After the failed coup, his movement was systematically dismantled in Türkiye and its international influence diminished.
How do your followers know? hodjaefendiGulen, a respected professor, was born in 1941 in the town of Erzurum, in the eastern province of Türkiye. Son of an imam or Islamic preacher, he studied the Koran since he was little.
In 1959, Gülen was appointed imam of a mosque in the northwestern city of Edirne and rose to prominence as a preacher in the western province of Izmir in the 1960s, where he established dormitories for students and traveled to teahouses to preach.
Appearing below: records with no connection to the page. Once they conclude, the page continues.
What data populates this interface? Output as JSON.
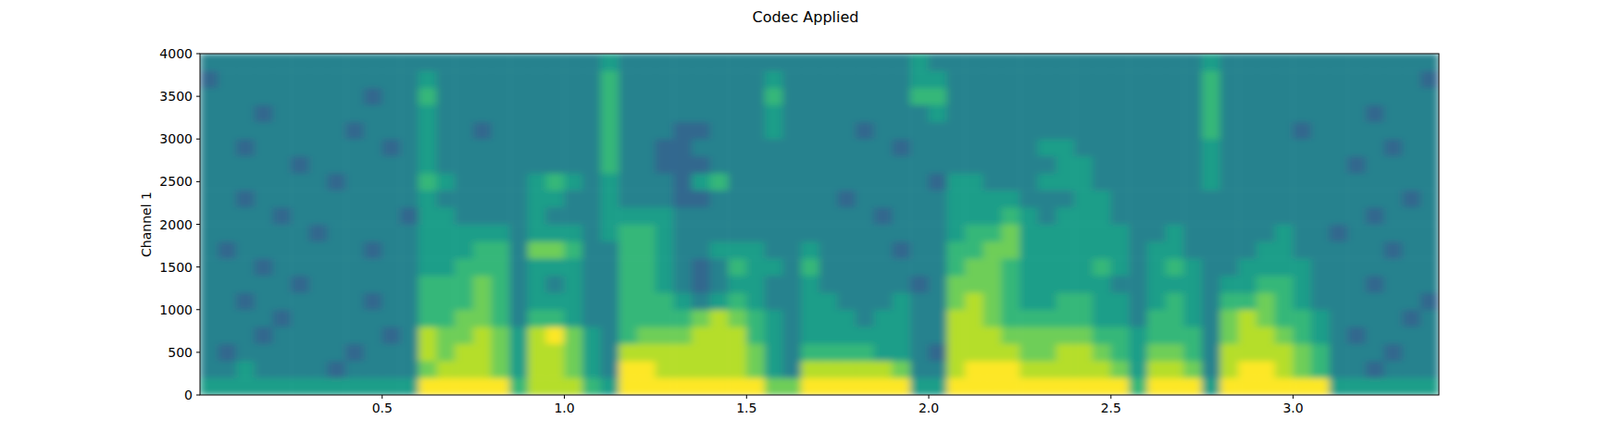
{
  "chart_data": {
    "type": "heatmap",
    "title": "Codec Applied",
    "y_label": "Channel 1",
    "xlim": [
      0,
      3.4
    ],
    "ylim": [
      0,
      4000
    ],
    "xticks": [
      0.5,
      {
        "value": 1,
        "label": "1.0"
      },
      1.5,
      {
        "value": 2,
        "label": "2.0"
      },
      2.5,
      {
        "value": 3,
        "label": "3.0"
      }
    ],
    "yticks": [
      0,
      500,
      1000,
      1500,
      2000,
      2500,
      3000,
      3500,
      4000
    ],
    "grid": false,
    "color_range": [
      0,
      9
    ],
    "cells": [
      [
        5,
        5,
        5,
        5,
        5,
        5,
        5,
        5,
        5,
        5,
        5,
        5,
        9,
        9,
        9,
        9,
        9,
        6,
        8,
        8,
        8,
        6,
        5,
        9,
        9,
        9,
        9,
        9,
        9,
        9,
        9,
        7,
        7,
        9,
        9,
        9,
        9,
        9,
        9,
        5,
        5,
        9,
        9,
        9,
        9,
        9,
        9,
        9,
        9,
        9,
        9,
        6,
        9,
        9,
        9,
        5,
        9,
        9,
        9,
        9,
        9,
        9,
        5,
        5,
        5,
        5,
        5,
        5
      ],
      [
        4,
        4,
        5,
        4,
        4,
        4,
        4,
        3,
        4,
        4,
        4,
        4,
        7,
        8,
        8,
        8,
        7,
        5,
        8,
        8,
        7,
        5,
        4,
        9,
        9,
        8,
        8,
        8,
        8,
        8,
        7,
        5,
        4,
        8,
        8,
        8,
        8,
        8,
        7,
        4,
        4,
        8,
        9,
        9,
        9,
        8,
        8,
        8,
        8,
        8,
        7,
        5,
        8,
        8,
        7,
        4,
        8,
        9,
        9,
        8,
        7,
        6,
        4,
        4,
        3,
        4,
        4,
        4
      ],
      [
        4,
        3,
        4,
        4,
        4,
        4,
        4,
        4,
        3,
        4,
        4,
        4,
        8,
        7,
        8,
        8,
        7,
        5,
        8,
        8,
        7,
        5,
        4,
        8,
        8,
        8,
        8,
        8,
        8,
        8,
        7,
        5,
        4,
        6,
        6,
        6,
        6,
        5,
        5,
        4,
        3,
        8,
        8,
        8,
        8,
        7,
        7,
        8,
        8,
        7,
        6,
        5,
        7,
        7,
        6,
        4,
        8,
        8,
        8,
        8,
        7,
        6,
        4,
        4,
        4,
        3,
        4,
        4
      ],
      [
        4,
        4,
        4,
        3,
        4,
        4,
        4,
        4,
        4,
        4,
        3,
        4,
        8,
        7,
        7,
        8,
        7,
        5,
        8,
        9,
        7,
        5,
        4,
        6,
        7,
        7,
        7,
        8,
        8,
        8,
        6,
        5,
        4,
        5,
        5,
        5,
        5,
        5,
        5,
        4,
        4,
        8,
        8,
        8,
        7,
        7,
        7,
        7,
        7,
        6,
        6,
        5,
        6,
        6,
        6,
        4,
        7,
        8,
        8,
        7,
        6,
        5,
        4,
        3,
        4,
        4,
        4,
        4
      ],
      [
        4,
        4,
        4,
        4,
        3,
        4,
        4,
        4,
        4,
        4,
        4,
        4,
        6,
        6,
        7,
        7,
        6,
        4,
        6,
        6,
        5,
        4,
        4,
        6,
        6,
        6,
        6,
        7,
        8,
        7,
        6,
        5,
        4,
        5,
        5,
        5,
        4,
        5,
        5,
        4,
        4,
        8,
        8,
        7,
        6,
        6,
        6,
        6,
        6,
        5,
        5,
        4,
        6,
        6,
        5,
        4,
        7,
        8,
        7,
        6,
        6,
        5,
        4,
        4,
        4,
        4,
        3,
        4
      ],
      [
        4,
        4,
        3,
        4,
        4,
        4,
        4,
        4,
        4,
        3,
        4,
        4,
        6,
        6,
        6,
        7,
        6,
        4,
        5,
        5,
        5,
        4,
        4,
        6,
        6,
        6,
        5,
        4,
        5,
        6,
        5,
        4,
        4,
        5,
        5,
        4,
        4,
        4,
        5,
        4,
        4,
        7,
        8,
        7,
        6,
        5,
        5,
        6,
        6,
        5,
        5,
        4,
        5,
        6,
        5,
        4,
        6,
        6,
        7,
        6,
        5,
        4,
        4,
        4,
        4,
        4,
        4,
        3
      ],
      [
        4,
        4,
        4,
        4,
        4,
        3,
        4,
        4,
        4,
        4,
        4,
        4,
        6,
        6,
        6,
        7,
        6,
        4,
        5,
        4,
        5,
        4,
        4,
        6,
        6,
        5,
        4,
        3,
        4,
        5,
        5,
        4,
        4,
        5,
        4,
        4,
        4,
        4,
        4,
        3,
        4,
        7,
        7,
        7,
        6,
        5,
        5,
        5,
        5,
        5,
        4,
        4,
        5,
        5,
        5,
        4,
        5,
        5,
        6,
        6,
        5,
        4,
        4,
        4,
        3,
        4,
        4,
        4
      ],
      [
        4,
        4,
        4,
        3,
        4,
        4,
        4,
        4,
        4,
        4,
        4,
        4,
        5,
        5,
        6,
        6,
        6,
        4,
        5,
        5,
        5,
        4,
        4,
        6,
        6,
        5,
        4,
        3,
        4,
        6,
        5,
        5,
        4,
        6,
        4,
        4,
        4,
        4,
        4,
        4,
        4,
        6,
        7,
        7,
        6,
        5,
        5,
        5,
        5,
        6,
        5,
        4,
        5,
        6,
        5,
        4,
        4,
        5,
        5,
        5,
        5,
        4,
        4,
        4,
        4,
        4,
        4,
        4
      ],
      [
        4,
        3,
        4,
        4,
        4,
        4,
        4,
        4,
        4,
        3,
        4,
        4,
        5,
        5,
        5,
        6,
        6,
        4,
        7,
        7,
        6,
        4,
        4,
        6,
        6,
        5,
        4,
        4,
        5,
        5,
        5,
        4,
        4,
        5,
        4,
        4,
        4,
        4,
        3,
        4,
        4,
        6,
        6,
        7,
        7,
        5,
        5,
        5,
        5,
        5,
        5,
        4,
        5,
        5,
        4,
        4,
        4,
        4,
        5,
        5,
        4,
        4,
        4,
        4,
        4,
        3,
        4,
        4
      ],
      [
        4,
        4,
        4,
        4,
        4,
        4,
        3,
        4,
        4,
        4,
        4,
        4,
        5,
        5,
        5,
        5,
        5,
        4,
        5,
        5,
        5,
        4,
        5,
        6,
        6,
        5,
        4,
        4,
        4,
        4,
        4,
        4,
        4,
        4,
        4,
        4,
        4,
        4,
        4,
        4,
        4,
        5,
        6,
        6,
        7,
        5,
        5,
        5,
        5,
        5,
        5,
        4,
        4,
        5,
        4,
        4,
        4,
        4,
        4,
        5,
        4,
        4,
        3,
        4,
        4,
        4,
        4,
        4
      ],
      [
        4,
        4,
        4,
        4,
        3,
        4,
        4,
        4,
        4,
        4,
        4,
        3,
        5,
        5,
        4,
        4,
        4,
        4,
        5,
        4,
        4,
        4,
        5,
        5,
        5,
        5,
        4,
        4,
        4,
        4,
        4,
        4,
        4,
        4,
        4,
        4,
        4,
        3,
        4,
        4,
        4,
        5,
        5,
        5,
        6,
        5,
        4,
        5,
        5,
        5,
        4,
        4,
        4,
        4,
        4,
        4,
        4,
        4,
        4,
        4,
        4,
        4,
        4,
        4,
        3,
        4,
        4,
        4
      ],
      [
        4,
        4,
        3,
        4,
        4,
        4,
        4,
        4,
        4,
        4,
        4,
        4,
        5,
        4,
        4,
        4,
        4,
        4,
        5,
        5,
        4,
        4,
        5,
        4,
        4,
        4,
        3,
        3,
        4,
        4,
        4,
        4,
        4,
        4,
        4,
        3,
        4,
        4,
        4,
        4,
        4,
        5,
        5,
        5,
        5,
        4,
        4,
        4,
        5,
        5,
        4,
        4,
        4,
        4,
        4,
        4,
        4,
        4,
        4,
        4,
        4,
        4,
        4,
        4,
        4,
        4,
        3,
        4
      ],
      [
        4,
        4,
        4,
        4,
        4,
        4,
        4,
        3,
        4,
        4,
        4,
        4,
        6,
        5,
        4,
        4,
        4,
        4,
        5,
        6,
        5,
        4,
        5,
        4,
        4,
        4,
        3,
        5,
        6,
        4,
        4,
        4,
        4,
        4,
        4,
        4,
        4,
        4,
        4,
        4,
        3,
        5,
        5,
        4,
        4,
        4,
        5,
        5,
        5,
        4,
        4,
        4,
        4,
        4,
        4,
        5,
        4,
        4,
        4,
        4,
        4,
        4,
        4,
        4,
        4,
        4,
        4,
        4
      ],
      [
        4,
        4,
        4,
        4,
        4,
        3,
        4,
        4,
        4,
        4,
        4,
        4,
        5,
        4,
        4,
        4,
        4,
        4,
        4,
        4,
        4,
        4,
        6,
        4,
        4,
        3,
        3,
        3,
        4,
        4,
        4,
        4,
        4,
        4,
        4,
        4,
        4,
        4,
        4,
        4,
        4,
        4,
        4,
        4,
        4,
        4,
        4,
        5,
        5,
        4,
        4,
        4,
        4,
        4,
        4,
        5,
        4,
        4,
        4,
        4,
        4,
        4,
        4,
        3,
        4,
        4,
        4,
        4
      ],
      [
        4,
        4,
        3,
        4,
        4,
        4,
        4,
        4,
        4,
        4,
        3,
        4,
        5,
        4,
        4,
        4,
        4,
        4,
        4,
        4,
        4,
        4,
        6,
        4,
        4,
        3,
        3,
        4,
        4,
        4,
        4,
        4,
        4,
        4,
        4,
        4,
        4,
        4,
        3,
        4,
        4,
        4,
        4,
        4,
        4,
        4,
        5,
        5,
        4,
        4,
        4,
        4,
        4,
        4,
        4,
        5,
        4,
        4,
        4,
        4,
        4,
        4,
        4,
        4,
        4,
        3,
        4,
        4
      ],
      [
        4,
        4,
        4,
        4,
        4,
        4,
        4,
        4,
        3,
        4,
        4,
        4,
        5,
        4,
        4,
        3,
        4,
        4,
        4,
        4,
        4,
        4,
        6,
        4,
        4,
        4,
        3,
        3,
        4,
        4,
        4,
        5,
        4,
        4,
        4,
        4,
        3,
        4,
        4,
        4,
        4,
        4,
        4,
        4,
        4,
        4,
        4,
        4,
        4,
        4,
        4,
        4,
        4,
        4,
        4,
        6,
        4,
        4,
        4,
        4,
        3,
        4,
        4,
        4,
        4,
        4,
        4,
        4
      ],
      [
        4,
        4,
        4,
        3,
        4,
        4,
        4,
        4,
        4,
        4,
        4,
        4,
        5,
        4,
        4,
        4,
        4,
        4,
        4,
        4,
        4,
        4,
        6,
        4,
        4,
        4,
        4,
        4,
        4,
        4,
        4,
        5,
        4,
        4,
        4,
        4,
        4,
        4,
        4,
        4,
        5,
        4,
        4,
        4,
        4,
        4,
        4,
        4,
        4,
        4,
        4,
        4,
        4,
        4,
        4,
        6,
        4,
        4,
        4,
        4,
        4,
        4,
        4,
        4,
        3,
        4,
        4,
        4
      ],
      [
        4,
        4,
        4,
        4,
        4,
        4,
        4,
        4,
        4,
        3,
        4,
        4,
        6,
        4,
        4,
        4,
        4,
        4,
        4,
        4,
        4,
        4,
        6,
        4,
        4,
        4,
        4,
        4,
        4,
        4,
        4,
        6,
        4,
        4,
        4,
        4,
        4,
        4,
        4,
        6,
        6,
        4,
        4,
        4,
        4,
        4,
        4,
        4,
        4,
        4,
        4,
        4,
        4,
        4,
        4,
        6,
        4,
        4,
        4,
        4,
        4,
        4,
        4,
        4,
        4,
        4,
        4,
        4
      ],
      [
        3,
        4,
        4,
        4,
        4,
        4,
        4,
        4,
        4,
        4,
        4,
        4,
        5,
        4,
        4,
        4,
        4,
        4,
        4,
        4,
        4,
        4,
        6,
        4,
        4,
        4,
        4,
        4,
        4,
        4,
        4,
        5,
        4,
        4,
        4,
        4,
        4,
        4,
        4,
        5,
        5,
        4,
        4,
        4,
        4,
        4,
        4,
        4,
        4,
        4,
        4,
        4,
        4,
        4,
        4,
        6,
        4,
        4,
        4,
        4,
        4,
        4,
        4,
        4,
        4,
        4,
        4,
        3
      ],
      [
        4,
        4,
        4,
        4,
        4,
        4,
        4,
        4,
        4,
        4,
        4,
        4,
        4,
        4,
        4,
        4,
        4,
        4,
        4,
        4,
        4,
        4,
        5,
        4,
        4,
        4,
        4,
        4,
        4,
        4,
        4,
        4,
        4,
        4,
        4,
        4,
        4,
        4,
        4,
        5,
        4,
        4,
        4,
        4,
        4,
        4,
        4,
        4,
        4,
        4,
        4,
        4,
        4,
        4,
        4,
        5,
        4,
        4,
        4,
        4,
        4,
        4,
        4,
        4,
        4,
        4,
        4,
        4
      ]
    ]
  }
}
These student houses marked the beginning of an informal network that spread over the following decades across academic, business, media and government institutions, giving its supporters widespread influence.
This influence spread beyond Türkiye's borders to the Turkish republics of Central Asia, the Balkans, Africa and the West through a network of schools.
Gulen was a close ally of Erdogan and his AK Party, but growing tensions in their relationship erupted in December 2013 when corruption investigations targeting ministers and officials close to Erdogan came to light.
Prosecutors and police from Gülen's Hizmet movement were widely believed to be behind the investigations and an arrest warrant was issued for Gülen in 2014, two years after his movement was designated a terrorist group.
After the 2016 coup, Erdogan described Gulen's network as traitors and “like a cancer,” and vowed to eradicate them wherever they were. Hundreds of schools, institutions, media outlets and associations associated with him were closed and properties were confiscated.
Gulen condemned the coup attempt “in the strongest terms.”
“As a victim of several military coups over the past five decades, it is humiliating to be accused of any involvement in such an attempt,” he said in a statement.
At least 77,000 people were arrested and 150,000 public officials, including teachers, judges and soldiers, were suspended under emergency rule in a crackdown on the failed regime that the government says targeted Gulen's supporters.
The government confiscated or closed businesses and media outlets believed to be linked to Gülen. The Turkish government said its actions were justified by the severity of the threat the coup posed to the government.
Gulen has also become an isolated figure in Turkey, vilified by Erdogan's supporters and shunned by the opposition, which sees his network as a decades-long plot to undermine the republic's secular foundations.
Ankara has been trying to extradite him from the United States for a long time.
Speaking at his closed compound in Pennsylvania's Pocono Mountains, Gülen said in an interview with Reuters in 2017 that he had no plans to flee the United States to avoid extradition. Even then, he seemed frail, walking quickly and holding his doctor in his hand.
Gulen had traveled to the United States for medical treatment but remained there because he faced criminal charges in Türkiye.